Dei-lhe as costas, voltei à escrivaninha.

“Já disse que não quero nada desse calhorda. Já disse, não disse?”

“Deixa de ser teimoso. Ele pode ajudar, é amigo do vice-governador. E a sua situação não está nada boa, nem preciso repetir isso.”

“Mônica, isso é…”

“Já sei o que você vai dizer. Ridículo por quê?”

Levantei-me, girei um pouco pelo quarto.

“É como se de repente eu pactuasse com tudo o que mais abomino. E me vendesse a eles. Você não imagina os tipos. Um dos diretores, para me influenciar, ainda inventou uma patranha sobre ser poeta também e ter guardado um livro de sonetos com a dama que o criou. Eles pensam que todos são menores mentais de cinco anos de idade ou donos de um perfeito bestunto sem remédio. Aliás, quando conhecemos homens assim, perdemos a esperança nas coisas, acho que até em nós mesmos. Esses homens…”

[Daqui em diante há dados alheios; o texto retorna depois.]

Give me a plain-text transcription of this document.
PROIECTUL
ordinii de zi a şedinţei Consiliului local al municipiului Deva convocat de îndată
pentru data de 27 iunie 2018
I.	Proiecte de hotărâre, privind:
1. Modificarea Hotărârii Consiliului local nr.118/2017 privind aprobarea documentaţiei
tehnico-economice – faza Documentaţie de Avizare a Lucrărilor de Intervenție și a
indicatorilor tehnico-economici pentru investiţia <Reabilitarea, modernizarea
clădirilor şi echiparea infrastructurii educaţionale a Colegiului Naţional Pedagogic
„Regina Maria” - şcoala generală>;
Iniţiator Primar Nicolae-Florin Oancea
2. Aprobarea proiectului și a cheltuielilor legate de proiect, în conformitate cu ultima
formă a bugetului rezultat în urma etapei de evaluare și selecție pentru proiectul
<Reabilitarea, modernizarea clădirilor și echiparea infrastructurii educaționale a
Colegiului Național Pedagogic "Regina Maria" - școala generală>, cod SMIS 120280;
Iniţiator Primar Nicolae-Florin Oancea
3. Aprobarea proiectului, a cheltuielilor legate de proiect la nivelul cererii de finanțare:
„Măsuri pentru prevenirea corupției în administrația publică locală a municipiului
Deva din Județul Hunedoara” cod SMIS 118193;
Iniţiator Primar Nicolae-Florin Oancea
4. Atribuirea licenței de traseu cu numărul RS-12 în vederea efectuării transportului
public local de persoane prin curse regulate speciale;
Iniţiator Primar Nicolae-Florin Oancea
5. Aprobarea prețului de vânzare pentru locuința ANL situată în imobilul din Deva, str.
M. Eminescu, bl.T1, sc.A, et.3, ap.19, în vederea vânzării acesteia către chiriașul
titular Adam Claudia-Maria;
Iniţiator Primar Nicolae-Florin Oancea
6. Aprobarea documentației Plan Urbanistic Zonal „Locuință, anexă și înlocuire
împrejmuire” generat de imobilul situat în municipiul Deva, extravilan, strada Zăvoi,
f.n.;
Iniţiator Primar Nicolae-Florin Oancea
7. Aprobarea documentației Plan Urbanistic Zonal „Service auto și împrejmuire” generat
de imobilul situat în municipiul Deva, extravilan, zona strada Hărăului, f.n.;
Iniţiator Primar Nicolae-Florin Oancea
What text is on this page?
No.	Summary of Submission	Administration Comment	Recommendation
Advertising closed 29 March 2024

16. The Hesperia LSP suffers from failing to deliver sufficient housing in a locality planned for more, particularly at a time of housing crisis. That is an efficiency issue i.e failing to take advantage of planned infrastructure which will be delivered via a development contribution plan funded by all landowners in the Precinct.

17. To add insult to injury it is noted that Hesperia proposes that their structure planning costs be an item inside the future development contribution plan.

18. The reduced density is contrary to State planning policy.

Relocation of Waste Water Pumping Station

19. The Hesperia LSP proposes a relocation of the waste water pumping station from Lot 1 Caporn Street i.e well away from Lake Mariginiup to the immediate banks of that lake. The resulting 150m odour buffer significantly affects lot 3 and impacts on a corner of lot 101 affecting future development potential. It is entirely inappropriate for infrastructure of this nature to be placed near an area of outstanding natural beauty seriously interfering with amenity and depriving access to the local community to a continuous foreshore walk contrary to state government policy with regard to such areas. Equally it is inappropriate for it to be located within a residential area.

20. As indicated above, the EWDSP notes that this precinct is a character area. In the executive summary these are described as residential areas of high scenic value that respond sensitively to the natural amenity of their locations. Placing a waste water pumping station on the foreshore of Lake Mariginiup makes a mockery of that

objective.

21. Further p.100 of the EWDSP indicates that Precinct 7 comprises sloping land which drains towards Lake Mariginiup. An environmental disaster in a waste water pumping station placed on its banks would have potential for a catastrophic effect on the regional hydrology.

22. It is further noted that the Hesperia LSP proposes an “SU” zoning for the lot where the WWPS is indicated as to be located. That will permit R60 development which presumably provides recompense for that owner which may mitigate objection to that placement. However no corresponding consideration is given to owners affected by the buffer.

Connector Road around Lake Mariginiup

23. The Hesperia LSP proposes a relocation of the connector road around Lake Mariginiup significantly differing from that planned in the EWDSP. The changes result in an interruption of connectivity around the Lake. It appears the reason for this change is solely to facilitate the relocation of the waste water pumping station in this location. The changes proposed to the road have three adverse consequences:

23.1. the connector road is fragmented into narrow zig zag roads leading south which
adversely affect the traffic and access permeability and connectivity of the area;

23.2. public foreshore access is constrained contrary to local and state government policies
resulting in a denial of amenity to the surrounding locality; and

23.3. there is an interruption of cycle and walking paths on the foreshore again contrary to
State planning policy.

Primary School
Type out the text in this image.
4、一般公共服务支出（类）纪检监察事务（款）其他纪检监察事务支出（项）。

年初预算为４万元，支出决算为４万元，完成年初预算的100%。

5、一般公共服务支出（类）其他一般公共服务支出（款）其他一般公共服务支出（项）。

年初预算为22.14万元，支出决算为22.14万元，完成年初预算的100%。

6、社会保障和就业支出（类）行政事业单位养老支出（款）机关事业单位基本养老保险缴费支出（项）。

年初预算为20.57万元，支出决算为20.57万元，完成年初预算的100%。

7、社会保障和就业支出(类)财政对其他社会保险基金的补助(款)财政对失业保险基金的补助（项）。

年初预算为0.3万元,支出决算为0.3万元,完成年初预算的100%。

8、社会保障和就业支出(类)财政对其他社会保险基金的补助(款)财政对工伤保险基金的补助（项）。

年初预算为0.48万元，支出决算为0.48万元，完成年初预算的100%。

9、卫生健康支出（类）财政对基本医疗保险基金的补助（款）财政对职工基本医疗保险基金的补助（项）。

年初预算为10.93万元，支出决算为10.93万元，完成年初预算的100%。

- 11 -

“Eu sei o que você pensa. Mas não adianta ser sonhador agora. Mais dia, menos dia, vão demitir você. E não só isso. Eles podem arruinar sua vida.”

Eu olhava para baixo. Pensava em uma saída.

“Ainda existem umas leis que tratam da demissão sem justa causa. Acho que não pensaram em mim quando as redigiram. Mas o fato é que estão lá, no papel.”

Dessa vez, foi ela quem deu uma volta pelo quarto, agitando as mãos às alturas, como suplicando a audiência de figuras celestiais.

“Papel! Essa sim. Esses são devorados rapidinho.”

“Eu sei.”

“Não vá me dizer que agora acredita na justiça.”

“Não, claro que não.”

“Por que não deixa ele ajudar? E salvar sua pele! Não faz diferença. Quem vai saber?”

Eu vou saber.”

Dei-lhe as costas por um momento, voltei-me em seguida.

“Mônica, escuta. Eu não tenho medo. Esse mundinho deles é tão frágil e patético como qualquer outro. A morte… O tempo nos vencerá a todos. O homem mais poderoso do mundo não tem mais do que um coração, um cérebro, um par de pulmões. Pâncreas. Que mais? Intestinos…”

“Essa não!”

“Importa agora levar às últimas consequências o que quer que seja o meu destino. E eles não têm poder sobre isso.”

Ela segurou meu queixo.

“Meu amigo: Dom Quixote morreu há muito tempo. Você precisa sobreviver. Trabalhar.”

“Eu vou trabalhar. Se é que me entende.”

“Do que está rindo agora?”

“Não estou rindo, exagerada. Só me deu vontade de te dar um tremendo beijo.”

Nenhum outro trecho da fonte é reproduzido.